MELBOURNE – Les pays riches – ou les investisseurs de ces pays – doivent-ils ou non acquérir des terres agricoles dans les pays en développement ? C’est la question posée par le rapport « Transactions foncières transnationales pour l’agriculture dans l’hémisphère sud », publié l’an dernier par le Partenariat Land Matrix, un regroupement d’instituts de recherche européens et d’organisations non gouvernementales.

Ce rapport montre que depuis 2000, les investisseurs ou organismes d’État des pays riches et émergents ont acquis plus de 83 millions d’hectares de terres agricoles dans les pays en développement les plus pauvres, soit 1,7 pour cent de la surface agricole dans le monde.

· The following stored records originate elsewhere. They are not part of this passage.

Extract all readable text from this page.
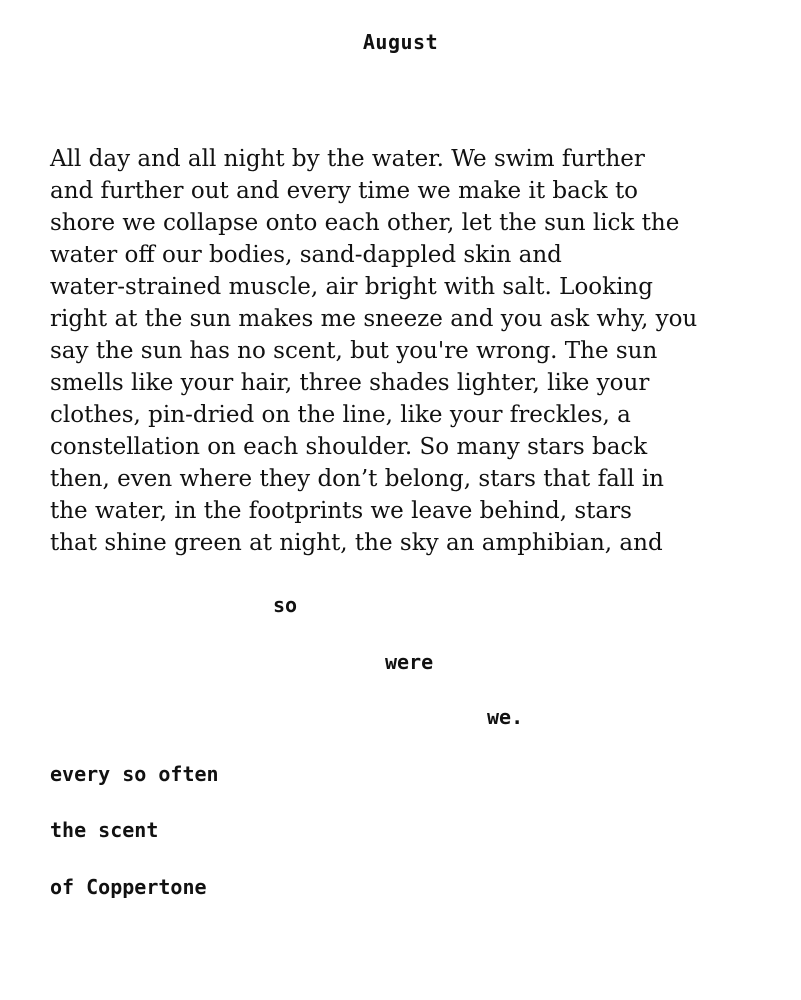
August
All day and all night by the water. We swim further
and further out and every time we make it back to
shore we collapse onto each other, let the sun lick the
water off our bodies, sand-dappled skin and
water-strained muscle, air bright with salt. Looking
right at the sun makes me sneeze and you ask why, you
say the sun has no scent, but you're wrong. The sun
smells like your hair, three shades lighter, like your
clothes, pin-dried on the line, like your freckles, a
constellation on each shoulder. So many stars back
then, even where they don’t belong, stars that fall in
the water, in the footprints we leave behind, stars
that shine green at night, the sky an amphibian, and
so
were
we.
every so often
the scent
of Coppertone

L’essentiel de ces acquisitions a eu lieu en Afrique, dont les deux tiers dans des pays où la famine est répandue et les institutions chargées d’établir la propriété foncière souvent peu efficaces. Les acquisitions dans le seul continent africain représentant une surface de terres agricoles équivalent au Kenya.

Certains ont fait valoir que les investisseurs étrangers se portaient acquéreurs de terres en friche, et qu’en les rendant productives, ces acquisitions augmentaient la quantité d’aliments disponibles dans le monde. Mais le rapport de Land Matrix montre que ce n’est pas le cas : 45 pour cent environ des transactions concernent des terres cultivées et près d’un tiers portent sur des terrains boisés, dont le développement menace la biodiversité.